Nuance and Powerful Statements: A Review of Dimensions of Citizenship

A detail of "Thrival Geographies (In My Mind I See a Line)" by Amanda Williams and Andres L. Hernandez (MA 2004) in collaboration with Shani Crowe. Courtesy of Tom Harris via Curbed

Curbed reviewed the US Pavilion's exhibition, Dimensions of Citizenshipat the Venice Architectural Biennale calling it "a masterstroke."

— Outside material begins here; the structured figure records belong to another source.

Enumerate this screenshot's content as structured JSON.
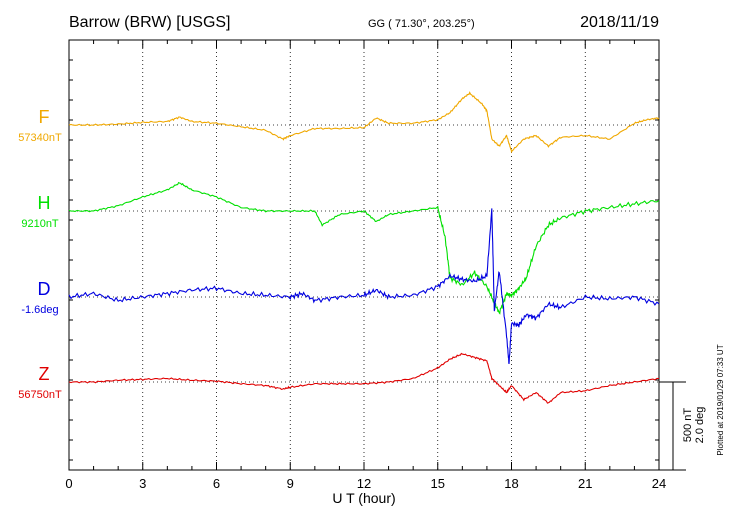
{
  "header": {
    "station": "Barrow (BRW)  [USGS]",
    "coords": "GG ( 71.30°, 203.25°)",
    "date": "2018/11/19"
  },
  "side_note": "Plotted at 2019/01/29 07:33 UT",
  "chart_data": {
    "type": "line",
    "xlabel": "U T (hour)",
    "xlim": [
      0,
      24
    ],
    "x_ticks": [
      "0",
      "3",
      "6",
      "9",
      "12",
      "15",
      "18",
      "21",
      "24"
    ],
    "scale_bar": [
      "500 nT",
      "2.0 deg"
    ],
    "series": [
      {
        "name": "F",
        "baseline_label": "57340nT",
        "color": "#f0a800",
        "x": [
          0,
          1,
          2,
          3,
          4,
          4.5,
          5,
          6,
          7,
          8,
          8.7,
          9,
          10,
          11,
          12,
          12.5,
          13,
          14,
          15,
          15.5,
          16,
          16.3,
          16.8,
          17,
          17.2,
          17.5,
          17.8,
          18,
          18.5,
          19,
          19.5,
          20,
          21,
          22,
          23,
          23.5,
          24
        ],
        "y": [
          0,
          0,
          5,
          15,
          20,
          45,
          20,
          10,
          -10,
          -30,
          -80,
          -60,
          -20,
          -20,
          -15,
          40,
          10,
          10,
          30,
          70,
          150,
          180,
          120,
          80,
          -80,
          -120,
          -60,
          -150,
          -80,
          -60,
          -120,
          -70,
          -60,
          -80,
          10,
          30,
          40
        ]
      },
      {
        "name": "H",
        "baseline_label": "9210nT",
        "color": "#00e000",
        "x": [
          0,
          1,
          2,
          3,
          4,
          4.5,
          5,
          6,
          7,
          8,
          9,
          10,
          10.3,
          11,
          12,
          12.5,
          13,
          14,
          15,
          15.3,
          15.5,
          16,
          16.5,
          17,
          17.3,
          17.5,
          17.8,
          18,
          18.3,
          18.6,
          19,
          19.5,
          20,
          21,
          22,
          23,
          24
        ],
        "y": [
          0,
          0,
          30,
          80,
          120,
          160,
          120,
          80,
          20,
          0,
          0,
          0,
          -80,
          -20,
          0,
          -60,
          -20,
          0,
          20,
          -150,
          -380,
          -420,
          -350,
          -430,
          -520,
          -580,
          -470,
          -480,
          -440,
          -380,
          -200,
          -80,
          -40,
          0,
          20,
          40,
          60
        ]
      },
      {
        "name": "D",
        "baseline_label": "-1.6deg",
        "color": "#0000e0",
        "x": [
          0,
          1,
          2,
          3,
          4,
          5,
          6,
          7,
          8,
          9,
          9.5,
          10,
          11,
          12,
          12.5,
          13,
          14,
          15,
          15.5,
          16,
          16.5,
          17,
          17.2,
          17.3,
          17.5,
          17.8,
          17.9,
          18,
          18.3,
          18.6,
          19,
          19.5,
          20,
          21,
          22,
          23,
          24
        ],
        "y": [
          0,
          20,
          -20,
          0,
          20,
          40,
          50,
          20,
          10,
          0,
          20,
          -20,
          0,
          10,
          40,
          0,
          10,
          60,
          120,
          100,
          90,
          120,
          500,
          -80,
          150,
          -220,
          -380,
          -150,
          -160,
          -100,
          -120,
          -40,
          -60,
          0,
          -10,
          0,
          -40
        ]
      },
      {
        "name": "Z",
        "baseline_label": "56750nT",
        "color": "#e00000",
        "x": [
          0,
          1,
          2,
          3,
          4,
          5,
          6,
          7,
          8,
          8.7,
          9,
          10,
          11,
          12,
          13,
          14,
          15,
          15.5,
          16,
          16.5,
          17,
          17.2,
          17.5,
          17.8,
          18,
          18.5,
          19,
          19.5,
          20,
          21,
          22,
          23,
          24
        ],
        "y": [
          0,
          0,
          10,
          15,
          20,
          10,
          5,
          -10,
          -20,
          -40,
          -30,
          -10,
          -10,
          -10,
          0,
          20,
          80,
          130,
          160,
          140,
          120,
          20,
          -20,
          -60,
          -20,
          -100,
          -60,
          -120,
          -60,
          -50,
          -20,
          0,
          20
        ]
      }
    ]
  }
}
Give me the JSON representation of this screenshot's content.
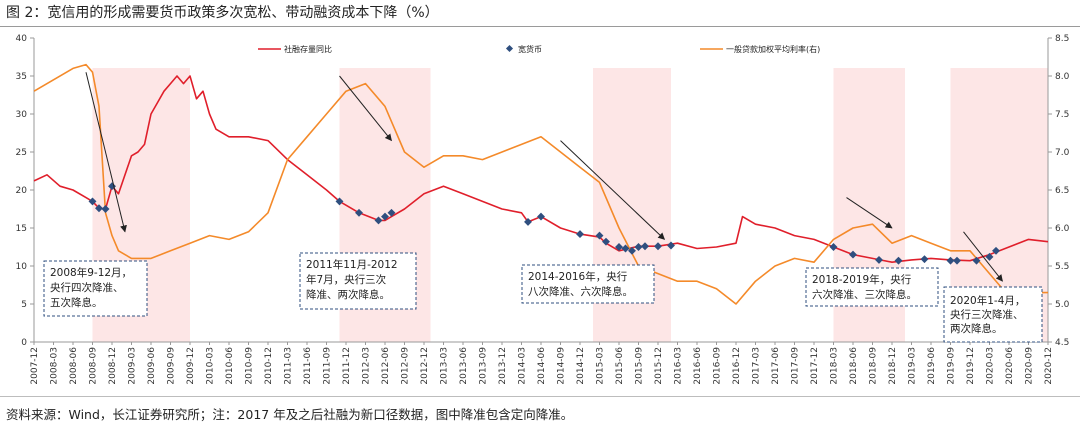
{
  "title": "图 2：宽信用的形成需要货币政策多次宽松、带动融资成本下降（%）",
  "source_note": "资料来源：Wind，长江证券研究所；注：2017 年及之后社融为新口径数据，图中降准包含定向降准。",
  "chart_data": {
    "type": "line",
    "x_tick_labels": [
      "2007-12",
      "2008-03",
      "2008-06",
      "2008-09",
      "2008-12",
      "2009-03",
      "2009-06",
      "2009-09",
      "2009-12",
      "2010-03",
      "2010-06",
      "2010-09",
      "2010-12",
      "2011-03",
      "2011-06",
      "2011-09",
      "2011-12",
      "2012-03",
      "2012-06",
      "2012-09",
      "2012-12",
      "2013-03",
      "2013-06",
      "2013-09",
      "2013-12",
      "2014-03",
      "2014-06",
      "2014-09",
      "2014-12",
      "2015-03",
      "2015-06",
      "2015-09",
      "2015-12",
      "2016-03",
      "2016-06",
      "2016-09",
      "2016-12",
      "2017-03",
      "2017-06",
      "2017-09",
      "2017-12",
      "2018-03",
      "2018-06",
      "2018-09",
      "2018-12",
      "2019-03",
      "2019-06",
      "2019-09",
      "2019-12",
      "2020-03",
      "2020-06",
      "2020-09",
      "2020-12"
    ],
    "y_left": {
      "min": 0,
      "max": 40,
      "step": 5,
      "ticks": [
        "0",
        "5",
        "10",
        "15",
        "20",
        "25",
        "30",
        "35",
        "40"
      ]
    },
    "y_right": {
      "min": 4.5,
      "max": 8.5,
      "step": 0.5,
      "ticks": [
        "4.5",
        "5.0",
        "5.5",
        "6.0",
        "6.5",
        "7.0",
        "7.5",
        "8.0",
        "8.5"
      ]
    },
    "shaded_periods": [
      [
        "2008-09",
        "2009-12"
      ],
      [
        "2011-11",
        "2013-01"
      ],
      [
        "2015-02",
        "2016-02"
      ],
      [
        "2018-03",
        "2019-02"
      ],
      [
        "2019-09",
        "2020-12"
      ]
    ],
    "series": [
      {
        "name": "社融存量同比",
        "axis": "left",
        "color": "#e01f2b",
        "points": [
          [
            "2007-12",
            21.2
          ],
          [
            "2008-02",
            22.0
          ],
          [
            "2008-04",
            20.5
          ],
          [
            "2008-06",
            20.0
          ],
          [
            "2008-08",
            19.0
          ],
          [
            "2008-09",
            18.5
          ],
          [
            "2008-10",
            17.6
          ],
          [
            "2008-11",
            17.5
          ],
          [
            "2008-12",
            20.5
          ],
          [
            "2009-01",
            19.5
          ],
          [
            "2009-02",
            22.0
          ],
          [
            "2009-03",
            24.5
          ],
          [
            "2009-04",
            25.0
          ],
          [
            "2009-05",
            26.0
          ],
          [
            "2009-06",
            30.0
          ],
          [
            "2009-07",
            31.5
          ],
          [
            "2009-08",
            33.0
          ],
          [
            "2009-09",
            34.0
          ],
          [
            "2009-10",
            35.0
          ],
          [
            "2009-11",
            34.0
          ],
          [
            "2009-12",
            35.0
          ],
          [
            "2010-01",
            32.0
          ],
          [
            "2010-02",
            33.0
          ],
          [
            "2010-03",
            30.0
          ],
          [
            "2010-04",
            28.0
          ],
          [
            "2010-06",
            27.0
          ],
          [
            "2010-09",
            27.0
          ],
          [
            "2010-12",
            26.5
          ],
          [
            "2011-03",
            24.0
          ],
          [
            "2011-06",
            22.0
          ],
          [
            "2011-09",
            20.0
          ],
          [
            "2011-11",
            18.5
          ],
          [
            "2011-12",
            18.0
          ],
          [
            "2012-02",
            17.0
          ],
          [
            "2012-05",
            16.0
          ],
          [
            "2012-06",
            16.0
          ],
          [
            "2012-07",
            16.5
          ],
          [
            "2012-09",
            17.5
          ],
          [
            "2012-12",
            19.5
          ],
          [
            "2013-03",
            20.5
          ],
          [
            "2013-06",
            19.5
          ],
          [
            "2013-09",
            18.5
          ],
          [
            "2013-12",
            17.5
          ],
          [
            "2014-03",
            17.0
          ],
          [
            "2014-04",
            15.8
          ],
          [
            "2014-06",
            16.5
          ],
          [
            "2014-09",
            15.0
          ],
          [
            "2014-12",
            14.2
          ],
          [
            "2015-03",
            13.8
          ],
          [
            "2015-04",
            13.0
          ],
          [
            "2015-06",
            12.0
          ],
          [
            "2015-09",
            12.6
          ],
          [
            "2015-12",
            12.6
          ],
          [
            "2016-03",
            13.0
          ],
          [
            "2016-06",
            12.3
          ],
          [
            "2016-09",
            12.5
          ],
          [
            "2016-12",
            13.0
          ],
          [
            "2017-01",
            16.5
          ],
          [
            "2017-03",
            15.5
          ],
          [
            "2017-06",
            15.0
          ],
          [
            "2017-09",
            14.0
          ],
          [
            "2017-12",
            13.5
          ],
          [
            "2018-03",
            12.5
          ],
          [
            "2018-06",
            11.5
          ],
          [
            "2018-09",
            11.0
          ],
          [
            "2018-12",
            10.5
          ],
          [
            "2019-03",
            10.8
          ],
          [
            "2019-06",
            11.0
          ],
          [
            "2019-09",
            10.8
          ],
          [
            "2019-12",
            10.7
          ],
          [
            "2020-03",
            11.5
          ],
          [
            "2020-06",
            12.5
          ],
          [
            "2020-09",
            13.5
          ],
          [
            "2020-12",
            13.2
          ]
        ]
      },
      {
        "name": "宽货币",
        "axis": "left",
        "color": "#2f4f7f",
        "marker": "diamond",
        "points": [
          [
            "2008-09",
            18.5
          ],
          [
            "2008-10",
            17.6
          ],
          [
            "2008-11",
            17.5
          ],
          [
            "2008-12",
            20.5
          ],
          [
            "2011-11",
            18.5
          ],
          [
            "2012-02",
            17.0
          ],
          [
            "2012-05",
            16.0
          ],
          [
            "2012-06",
            16.5
          ],
          [
            "2012-07",
            17.0
          ],
          [
            "2014-04",
            15.8
          ],
          [
            "2014-06",
            16.5
          ],
          [
            "2014-12",
            14.2
          ],
          [
            "2015-03",
            14.0
          ],
          [
            "2015-04",
            13.2
          ],
          [
            "2015-06",
            12.5
          ],
          [
            "2015-07",
            12.3
          ],
          [
            "2015-08",
            12.0
          ],
          [
            "2015-09",
            12.5
          ],
          [
            "2015-10",
            12.6
          ],
          [
            "2015-12",
            12.6
          ],
          [
            "2016-02",
            12.7
          ],
          [
            "2018-03",
            12.5
          ],
          [
            "2018-06",
            11.5
          ],
          [
            "2018-10",
            10.8
          ],
          [
            "2019-01",
            10.7
          ],
          [
            "2019-05",
            10.9
          ],
          [
            "2019-09",
            10.7
          ],
          [
            "2019-10",
            10.7
          ],
          [
            "2020-01",
            10.7
          ],
          [
            "2020-03",
            11.2
          ],
          [
            "2020-04",
            12.0
          ]
        ]
      },
      {
        "name": "一般贷款加权平均利率(右)",
        "axis": "right",
        "color": "#f48a2a",
        "points": [
          [
            "2007-12",
            7.8
          ],
          [
            "2008-03",
            7.95
          ],
          [
            "2008-06",
            8.1
          ],
          [
            "2008-08",
            8.15
          ],
          [
            "2008-09",
            8.05
          ],
          [
            "2008-10",
            7.6
          ],
          [
            "2008-11",
            6.2
          ],
          [
            "2008-12",
            5.9
          ],
          [
            "2009-01",
            5.7
          ],
          [
            "2009-03",
            5.6
          ],
          [
            "2009-06",
            5.6
          ],
          [
            "2009-09",
            5.7
          ],
          [
            "2009-12",
            5.8
          ],
          [
            "2010-03",
            5.9
          ],
          [
            "2010-06",
            5.85
          ],
          [
            "2010-09",
            5.95
          ],
          [
            "2010-12",
            6.2
          ],
          [
            "2011-03",
            6.9
          ],
          [
            "2011-06",
            7.2
          ],
          [
            "2011-09",
            7.5
          ],
          [
            "2011-12",
            7.8
          ],
          [
            "2012-03",
            7.9
          ],
          [
            "2012-06",
            7.6
          ],
          [
            "2012-09",
            7.0
          ],
          [
            "2012-12",
            6.8
          ],
          [
            "2013-03",
            6.95
          ],
          [
            "2013-06",
            6.95
          ],
          [
            "2013-09",
            6.9
          ],
          [
            "2013-12",
            7.0
          ],
          [
            "2014-03",
            7.1
          ],
          [
            "2014-06",
            7.2
          ],
          [
            "2014-09",
            7.0
          ],
          [
            "2014-12",
            6.8
          ],
          [
            "2015-03",
            6.6
          ],
          [
            "2015-06",
            6.0
          ],
          [
            "2015-09",
            5.5
          ],
          [
            "2015-12",
            5.4
          ],
          [
            "2016-03",
            5.3
          ],
          [
            "2016-06",
            5.3
          ],
          [
            "2016-09",
            5.2
          ],
          [
            "2016-12",
            5.0
          ],
          [
            "2017-03",
            5.3
          ],
          [
            "2017-06",
            5.5
          ],
          [
            "2017-09",
            5.6
          ],
          [
            "2017-12",
            5.55
          ],
          [
            "2018-03",
            5.85
          ],
          [
            "2018-06",
            6.0
          ],
          [
            "2018-09",
            6.05
          ],
          [
            "2018-12",
            5.8
          ],
          [
            "2019-03",
            5.9
          ],
          [
            "2019-06",
            5.8
          ],
          [
            "2019-09",
            5.7
          ],
          [
            "2019-12",
            5.7
          ],
          [
            "2020-03",
            5.4
          ],
          [
            "2020-06",
            5.1
          ],
          [
            "2020-09",
            5.15
          ],
          [
            "2020-12",
            5.15
          ]
        ]
      }
    ],
    "annotations": [
      {
        "lines": [
          "2008年9-12月，",
          "央行四次降准、",
          "五次降息。"
        ]
      },
      {
        "lines": [
          "2011年11月-2012",
          "年7月，央行三次",
          "降准、两次降息。"
        ]
      },
      {
        "lines": [
          "2014-2016年，央行",
          "八次降准、六次降息。"
        ]
      },
      {
        "lines": [
          "2018-2019年，央行",
          "六次降准、三次降息。"
        ]
      },
      {
        "lines": [
          "2020年1-4月，",
          "央行三次降准、",
          "两次降息。"
        ]
      }
    ]
  }
}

Thrival Geographies (In My Mind I See a Line) by Associate Professor Andres Hernandez (MA 2004) and Amanda Williams, in collaboration with Shani Crowe is described as "a powerful statement of intent." Exhibition curator and Assistant Professor Ann Lui mentioned how Thrivial Geographies (In My Mind I See a Line) "points to the fact that there should be a pivot from just surviving to actually thriving." Jeanne Gang's (HON 2013) Stone Stories, made out of stones from the Mississippi River landing looks at the historical implications of citizenship and race, with its effort "to accentuate the diversity of stone types that exist in the landing, and in turn reflect the diversity of stories of the people who have walked and stood on it."

The review observes how the exhibition did not name the US President while addressing citizenship and "encompassed a level of nuance that not only greatly surpasses the rhetoric of the 'presidential tweets' mentioned in the exhibition’s introductory panel, but made them almost irrelevant."